Ich sage das nicht, um gelobt zu werden. Ich sage es, weil meine Geschwister später versuchten, diese dreißig Jahre auszulöschen und meine Arbeit so darzustellen, als hätte ich einfach kostenlos auf dem Anwesen gewohnt.
Dann brachte Anwalt Mr. Prewitt die Sache ins Rollen.
Er hatte vierzig Jahre lang die rechtlichen Angelegenheiten unserer Eltern geregelt.
Das Dokument stellte klar, dass der Hof – das Land, das Bauernhaus und die Geräte – in Anerkennung meiner jahrzehntelangen Arbeit und Fürsorge für den Hof und unsere Mutter mein Eigentum werden sollte. Das Geld und die persönlichen Gegenstände wurden unter den drei Kindern aufgeteilt.
Aber der Hof gehörte mir.
Vivians Weinen verstummte sofort. Dale blieb völlig regungslos.
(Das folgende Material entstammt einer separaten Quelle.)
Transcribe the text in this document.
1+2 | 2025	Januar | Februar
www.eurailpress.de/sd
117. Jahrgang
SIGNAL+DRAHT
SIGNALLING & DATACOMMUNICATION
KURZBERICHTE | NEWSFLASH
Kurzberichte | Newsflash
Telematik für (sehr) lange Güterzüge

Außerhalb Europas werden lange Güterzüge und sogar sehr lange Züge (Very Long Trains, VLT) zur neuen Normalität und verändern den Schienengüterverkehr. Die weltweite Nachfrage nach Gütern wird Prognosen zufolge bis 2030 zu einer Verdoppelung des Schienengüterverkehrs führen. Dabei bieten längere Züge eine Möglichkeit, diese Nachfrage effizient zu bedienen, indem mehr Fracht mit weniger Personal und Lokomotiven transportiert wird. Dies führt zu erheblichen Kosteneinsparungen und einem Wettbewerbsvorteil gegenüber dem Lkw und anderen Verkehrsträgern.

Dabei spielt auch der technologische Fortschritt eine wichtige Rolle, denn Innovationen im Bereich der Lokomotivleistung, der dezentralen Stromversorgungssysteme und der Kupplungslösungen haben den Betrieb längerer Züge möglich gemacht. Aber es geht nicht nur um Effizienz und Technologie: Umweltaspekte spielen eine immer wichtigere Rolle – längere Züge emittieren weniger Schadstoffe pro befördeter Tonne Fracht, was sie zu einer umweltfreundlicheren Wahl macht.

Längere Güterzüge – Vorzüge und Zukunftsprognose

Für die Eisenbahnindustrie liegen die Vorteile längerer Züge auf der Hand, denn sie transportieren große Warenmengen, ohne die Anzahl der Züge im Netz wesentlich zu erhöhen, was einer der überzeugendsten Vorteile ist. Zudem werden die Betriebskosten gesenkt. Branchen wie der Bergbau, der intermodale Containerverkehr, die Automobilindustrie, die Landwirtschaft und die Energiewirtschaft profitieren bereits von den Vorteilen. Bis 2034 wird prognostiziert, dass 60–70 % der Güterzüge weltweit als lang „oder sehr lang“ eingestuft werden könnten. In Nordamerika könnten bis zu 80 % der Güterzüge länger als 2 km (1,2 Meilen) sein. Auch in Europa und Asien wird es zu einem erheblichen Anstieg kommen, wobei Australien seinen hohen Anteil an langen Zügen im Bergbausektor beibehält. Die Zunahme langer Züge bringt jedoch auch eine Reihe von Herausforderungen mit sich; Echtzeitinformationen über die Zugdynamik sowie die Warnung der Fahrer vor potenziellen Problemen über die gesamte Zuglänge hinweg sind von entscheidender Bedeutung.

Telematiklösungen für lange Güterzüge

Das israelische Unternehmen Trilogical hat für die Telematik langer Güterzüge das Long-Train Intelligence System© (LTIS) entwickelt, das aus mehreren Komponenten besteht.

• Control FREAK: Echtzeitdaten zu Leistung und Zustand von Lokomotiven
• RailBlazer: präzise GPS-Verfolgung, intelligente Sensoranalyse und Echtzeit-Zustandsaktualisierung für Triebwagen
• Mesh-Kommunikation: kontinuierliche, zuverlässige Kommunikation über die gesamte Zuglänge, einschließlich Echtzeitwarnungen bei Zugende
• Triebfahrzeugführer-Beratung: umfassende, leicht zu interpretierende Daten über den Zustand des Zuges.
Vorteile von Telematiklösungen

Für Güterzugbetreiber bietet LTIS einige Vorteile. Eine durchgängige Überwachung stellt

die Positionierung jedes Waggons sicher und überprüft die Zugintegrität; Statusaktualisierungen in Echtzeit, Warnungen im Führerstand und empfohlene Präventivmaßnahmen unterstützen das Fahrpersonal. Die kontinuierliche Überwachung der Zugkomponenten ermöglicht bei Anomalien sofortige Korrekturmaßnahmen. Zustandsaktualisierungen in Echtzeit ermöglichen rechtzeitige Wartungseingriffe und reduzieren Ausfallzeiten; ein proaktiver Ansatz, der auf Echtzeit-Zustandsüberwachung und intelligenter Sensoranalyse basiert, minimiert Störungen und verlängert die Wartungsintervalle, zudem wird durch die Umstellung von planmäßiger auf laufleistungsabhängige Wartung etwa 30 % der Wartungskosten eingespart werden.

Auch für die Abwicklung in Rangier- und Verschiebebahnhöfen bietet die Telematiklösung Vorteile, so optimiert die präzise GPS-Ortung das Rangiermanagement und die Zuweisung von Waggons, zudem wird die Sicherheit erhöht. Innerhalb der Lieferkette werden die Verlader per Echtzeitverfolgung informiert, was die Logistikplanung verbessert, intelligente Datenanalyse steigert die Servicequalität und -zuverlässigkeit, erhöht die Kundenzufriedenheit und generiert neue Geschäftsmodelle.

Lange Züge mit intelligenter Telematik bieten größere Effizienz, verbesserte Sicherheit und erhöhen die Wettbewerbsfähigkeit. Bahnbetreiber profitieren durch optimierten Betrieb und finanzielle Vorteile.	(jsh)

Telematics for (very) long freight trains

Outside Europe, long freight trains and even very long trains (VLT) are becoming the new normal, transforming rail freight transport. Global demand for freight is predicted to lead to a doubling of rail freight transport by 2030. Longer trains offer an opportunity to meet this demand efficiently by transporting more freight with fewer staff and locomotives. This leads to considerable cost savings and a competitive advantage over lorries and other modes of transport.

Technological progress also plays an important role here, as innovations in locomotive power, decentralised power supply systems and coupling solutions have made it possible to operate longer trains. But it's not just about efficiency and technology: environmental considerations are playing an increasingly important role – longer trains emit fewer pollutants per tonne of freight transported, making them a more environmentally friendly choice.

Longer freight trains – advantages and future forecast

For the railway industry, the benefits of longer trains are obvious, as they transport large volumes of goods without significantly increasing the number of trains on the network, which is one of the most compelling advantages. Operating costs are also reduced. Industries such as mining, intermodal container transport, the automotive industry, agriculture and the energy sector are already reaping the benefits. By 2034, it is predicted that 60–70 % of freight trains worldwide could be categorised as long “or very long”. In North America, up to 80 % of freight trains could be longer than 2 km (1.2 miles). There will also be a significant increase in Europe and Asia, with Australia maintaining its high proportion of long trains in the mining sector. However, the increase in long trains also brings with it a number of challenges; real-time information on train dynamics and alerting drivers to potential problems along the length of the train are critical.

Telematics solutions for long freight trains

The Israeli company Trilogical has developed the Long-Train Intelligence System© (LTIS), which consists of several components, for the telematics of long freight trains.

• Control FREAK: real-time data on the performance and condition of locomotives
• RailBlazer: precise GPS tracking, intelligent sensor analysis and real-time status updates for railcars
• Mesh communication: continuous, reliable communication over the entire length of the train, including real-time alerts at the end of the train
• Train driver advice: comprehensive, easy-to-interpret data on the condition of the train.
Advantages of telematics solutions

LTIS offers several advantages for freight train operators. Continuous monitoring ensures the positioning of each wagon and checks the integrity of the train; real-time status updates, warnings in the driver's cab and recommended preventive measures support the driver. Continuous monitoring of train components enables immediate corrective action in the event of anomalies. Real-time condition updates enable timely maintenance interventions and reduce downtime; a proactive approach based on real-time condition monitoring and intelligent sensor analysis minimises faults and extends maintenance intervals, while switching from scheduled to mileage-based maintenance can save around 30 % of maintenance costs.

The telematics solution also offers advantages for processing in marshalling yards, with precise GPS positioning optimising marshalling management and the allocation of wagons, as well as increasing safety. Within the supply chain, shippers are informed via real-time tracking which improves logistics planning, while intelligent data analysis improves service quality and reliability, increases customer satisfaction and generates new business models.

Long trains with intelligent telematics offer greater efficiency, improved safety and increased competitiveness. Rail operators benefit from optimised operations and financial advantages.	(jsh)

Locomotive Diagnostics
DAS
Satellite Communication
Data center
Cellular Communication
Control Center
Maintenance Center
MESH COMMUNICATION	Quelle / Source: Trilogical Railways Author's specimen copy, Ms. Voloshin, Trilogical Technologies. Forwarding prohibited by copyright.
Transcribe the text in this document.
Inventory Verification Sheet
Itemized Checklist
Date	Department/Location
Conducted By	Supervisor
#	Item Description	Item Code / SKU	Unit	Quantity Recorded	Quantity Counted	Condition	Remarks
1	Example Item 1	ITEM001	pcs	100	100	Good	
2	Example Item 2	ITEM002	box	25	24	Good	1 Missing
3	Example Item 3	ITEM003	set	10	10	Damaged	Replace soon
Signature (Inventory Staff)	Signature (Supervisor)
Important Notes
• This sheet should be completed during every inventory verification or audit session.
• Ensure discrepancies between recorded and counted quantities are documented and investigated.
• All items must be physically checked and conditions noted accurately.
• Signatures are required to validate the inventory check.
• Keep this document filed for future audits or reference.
Ich fühlte mich nicht siegreich. Ich spürte, dass endlich etwas anerkannt worden war.
Meine Mutter verstand, wer das Land am Leben erhalten hatte. Erbschaftsplanung – juristische Etikette.
Ich hätte wissen müssen, dass meine Brüder und Schwestern das niemals friedlich hinnehmen würden.